1986 Masters: Norman just wants a mulligan

Jack Nicklaus, left, and Greg Norman carry their putters as they leave the green during practice round on June 11, 1986 at the U.S. Open in Southampton, New York. Norman was the runner-up to Nicklaus' in this year's Masters tournament.

Jack Nicklaus, left, and Greg Norman carry their putters as they leave the green during practice round on June 11, 1986 at the U.S. Open in Southampton, New York. Norman was the runner-up to Nicklaus' in this year's Masters tournament.

Even now, 20 years later, Greg Norman says his “biggest regret in golf” came on his last full shot at the 1986 Masters. Even now he longs for a mulligan.

Norman came to that last hole tied for the lead with Jack Nicklaus. After driving a 3-wood onto the 18th fairway, he faced 186 yards to a back-right pin. He decided to hit a soft 4-iron instead of a hard 5-iron and blocked the approach right of the green. He chipped to 16 feet, missed the par putt and finished a stroke back.
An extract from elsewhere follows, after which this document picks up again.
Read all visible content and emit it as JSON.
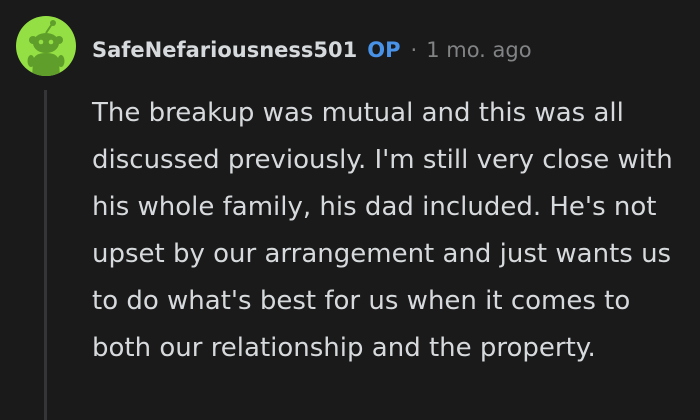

“My first thought was to hit a hard-5, but I talked myself out of it,” he said. “Wrong choice. I should have stayed in attack mode rather than trying to finesse a longer club. That’s what had been working for me all day. Unfortunately, I was so pumped that I hit it too hard and pushed it into the gallery. If I could have one career mulligan, I’d take it there.”
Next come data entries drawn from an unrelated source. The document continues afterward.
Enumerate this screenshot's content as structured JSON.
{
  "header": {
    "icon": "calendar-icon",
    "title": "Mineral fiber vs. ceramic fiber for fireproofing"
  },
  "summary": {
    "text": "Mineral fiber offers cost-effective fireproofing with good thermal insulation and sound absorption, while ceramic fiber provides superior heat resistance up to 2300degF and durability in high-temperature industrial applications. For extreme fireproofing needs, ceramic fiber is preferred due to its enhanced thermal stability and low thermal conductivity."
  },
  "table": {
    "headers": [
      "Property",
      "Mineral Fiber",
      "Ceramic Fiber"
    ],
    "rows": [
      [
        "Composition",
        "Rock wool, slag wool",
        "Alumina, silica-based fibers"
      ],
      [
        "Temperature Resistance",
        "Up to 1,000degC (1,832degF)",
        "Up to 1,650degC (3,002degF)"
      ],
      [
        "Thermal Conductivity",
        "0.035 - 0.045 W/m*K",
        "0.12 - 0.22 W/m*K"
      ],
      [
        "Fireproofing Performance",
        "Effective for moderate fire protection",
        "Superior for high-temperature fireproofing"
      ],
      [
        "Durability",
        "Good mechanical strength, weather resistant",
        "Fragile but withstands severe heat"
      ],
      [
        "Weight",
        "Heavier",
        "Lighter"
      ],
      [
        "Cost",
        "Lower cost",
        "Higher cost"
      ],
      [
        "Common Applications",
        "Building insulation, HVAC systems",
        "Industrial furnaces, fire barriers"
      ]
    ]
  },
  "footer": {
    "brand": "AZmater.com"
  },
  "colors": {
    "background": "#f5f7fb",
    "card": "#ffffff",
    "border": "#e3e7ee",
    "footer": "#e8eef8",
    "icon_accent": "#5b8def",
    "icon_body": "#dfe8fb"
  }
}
Back then, Norman’s misses under pressure tended to go right. The year before he blocked a key 6-iron approach at the U.S. Open.

In the ’86 Masters, Norman began the final round in the lead at 6-under-par 210. He dropped back after snap-hooking a drive and double-bogeying No. 10, but he got back in the mix with birdies on Nos. 14 through 17. The last came from 12 feet after he hit a marvelous pitch-and-run shot over a hill. All those loud roars for Nicklaus motivated him, he said.

“I continued to hear the roars throughout the back nine and I knew I had to turn it up a notch,” said Norman, who estimated he and Nick Price played before only about 50 people in the last pairing. As fans flocked toward Nicklaus, Norman told Price, “Let’s do something to wake these people.”

He did so with that four-birdie run but would end up with his first of three runner-up finishes at Augusta. Close often, but no jacket.

Still, despite what he called a “number of heartbreaking defeats” and referring to Augusta National as his “cruel temptress,” Norman maintains the Masters is his favorite tournament.